其次,将主成分分析降维后的序列作为模型的输入,分别利用极端梯度提升树(XGBoost)、长短期记忆 (LSTM) 和双向长短期记忆 (BiLSTM) 三种单一模型来预测沪深300指数的日收盘价,通过均方根误差、平均绝对误差和决定系数三个评价指标的评估,发现BiLSTM模型的预测表现最佳。为弥补单一模型的不足,引入注意力 (Attention) 机制构建Attention-BiLSTM模型;使用XGBoost算法对初始预测的误差序列进行预测,构建AttBiLSTM-XGBoost模型,最终股价预测结果由初始预测值和误差预测值相加得到;在此基础上,由于股指数据中包含大量的噪声,引入同步挤压小波变换 (SWT) 对收盘价序列进行降噪处理,构建SWT-AttBiLSTM-XGBoost模型。通过将不同训练集长度下消融实验后的各模型以及其他文献提出的股指预测模型,在沪深300指数测试集上的预测效果进行对比,结果发现本文构建的三种模型的预测效果均优于单一模型,其中SWT-AttBiLSTM-XGBoost模型的预测效果最好,预测精度最高。

最后,将股指预测模型进一步应用于英国富时100指数日收盘价的预测,实验结果表明,本文构建的SWT-AttBiLSTM-XGBoost股指预测模型在富时100指数的预测中同样表现出色,其三个评价指标均优于其他模型,验证了融合数据降噪与误差修正的深度学习模型在股价预测方面的可行性和有效性。

论文外文摘要:

Stock price index is an essential indicator to reflect the overall state of the stock market, and its accurate prediction is significant for investors to mitigate risks and for governments to implement macroeconomic controls. However, stock price fluctuations are often influenced by multiple factors, exhibiting nonlinear, non-stationary, and high noise characteristics. Deep learning is extensively utilized in the field of stock price prediction due to its powerful learning capabilities and nonlinear feature extraction capacity, which can deeply mine more complex information within the data. As research progresses, it is found that single deep learning models still face challenges in predicting complex and volatile stock price data effectively. Thus, this thesis aims to construct a more precise stock index prediction model by integrating data denoising techniques and error correction concepts based on the deep learning model. The main research work is as follows:

Firstly, based on the prior knowledge of finance and related domestic and international research, the initial feature set of 28 indicators including basic indicators and technical indicators is constructed. The market efficiency is tested using the Hurst test and the random walk model test. The results show that the market corresponding to the chosen stock index is not a Weak-Form Market Efficiency, which supports the rationality of using combined models to predict stock price index trends. Next, the exploratory data analysis is conducted from the perspectives of historical trend, descriptive statistics, stationarity test, and correlation analysis. The data is then preprocessed, including deleting the data for dates with missing values caused by the calculation of technical indicators, using sliding window technology to construct the data set, normalizing the data, and applying principal component analysis to reduce the dimension of the initial feature set. The final input feature set is reduced to 11 dimensions, providing a reliable data basis for the subsequent prediction.

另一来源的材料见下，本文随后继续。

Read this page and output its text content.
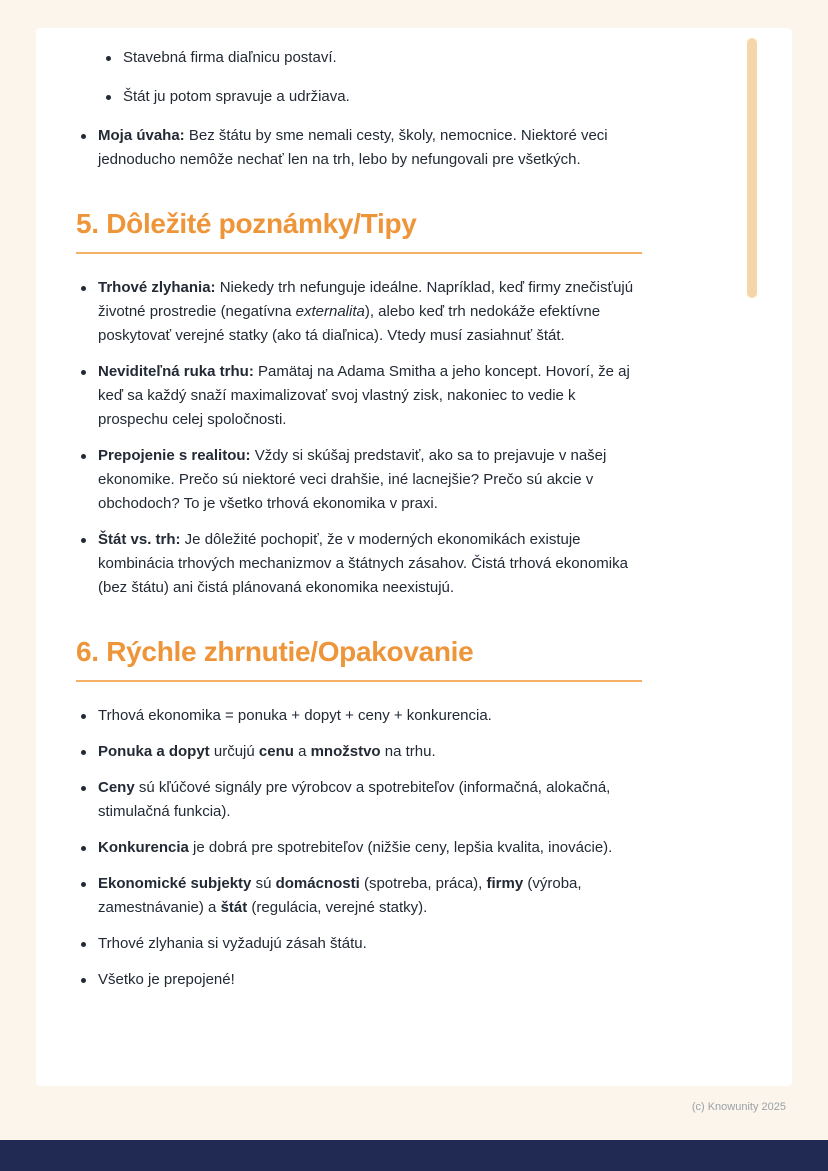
Stavebná firma diaľnicu postaví.
Štát ju potom spravuje a udržiava.
Moja úvaha: Bez štátu by sme nemali cesty, školy, nemocnice. Niektoré veci jednoducho nemôže nechať len na trh, lebo by nefungovali pre všetkých.
5. Dôležité poznámky/Tipy
Trhové zlyhania: Niekedy trh nefunguje ideálne. Napríklad, keď firmy znečisťujú životné prostredie (negatívna externalita), alebo keď trh nedokáže efektívne poskytovať verejné statky (ako tá diaľnica). Vtedy musí zasiahnuť štát.
Neviditeľná ruka trhu: Pamätaj na Adama Smitha a jeho koncept. Hovorí, že aj keď sa každý snaží maximalizovať svoj vlastný zisk, nakoniec to vedie k prospechu celej spoločnosti.
Prepojenie s realitou: Vždy si skúšaj predstaviť, ako sa to prejavuje v našej ekonomike. Prečo sú niektoré veci drahšie, iné lacnejšie? Prečo sú akcie v obchodoch? To je všetko trhová ekonomika v praxi.
Štát vs. trh: Je dôležité pochopiť, že v moderných ekonomikách existuje kombinácia trhových mechanizmov a štátnych zásahov. Čistá trhová ekonomika (bez štátu) ani čistá plánovaná ekonomika neexistujú.
6. Rýchle zhrnutie/Opakovanie
Trhová ekonomika = ponuka + dopyt + ceny + konkurencia.
Ponuka a dopyt určujú cenu a množstvo na trhu.
Ceny sú kľúčové signály pre výrobcov a spotrebiteľov (informačná, alokačná, stimulačná funkcia).
Konkurencia je dobrá pre spotrebiteľov (nižšie ceny, lepšia kvalita, inovácie).
Ekonomické subjekty sú domácnosti (spotreba, práca), firmy (výroba, zamestnávanie) a štát (regulácia, verejné statky).
Trhové zlyhania si vyžadujú zásah štátu.
Všetko je prepojené!
(c) Knowunity 2025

Secondly, the sequence that results from principal component analysis's dimensionality reduction is used as inputs for three single models: the Extreme Gradient Boosting (XGBoost), the Long Short-Term Memory Networks (LSTM). These models are used to predict the daily closing price of the CSI 300 index. The BiLSTM model demonstrates the best prediction performance, according to analyses of root mean square error, mean absolute error, and determination coefficient. To overcome the limitations of the single model, the Attention mechanism is used to build the Attention-BiLSTM model. The XGBoost algorithm is used to predict the error sequence of the initial prediction, and the AttBiLSTM-XGBoost model is constructed. By adding the original prediction value and the error prediction value, the final stock price prediction result is obtained. On this basis, since the stock index data contains a lot of noise, the SWT-AttBiLSTM-XGBoost model is constructed by introducing the Synchrosqueezed Wavelet Transform (SWT) to denoise the closing price series. By comparing the prediction results on the CSI 300 index test set across various models, including the models after the ablation experiment under different training set lengths and those proposed in other literatures, it is found that three models constructed in this thesis outperform single models. Among them, the SWT-AttBiLSTM-XGBoost model has the best prediction performance and the highest prediction accuracy.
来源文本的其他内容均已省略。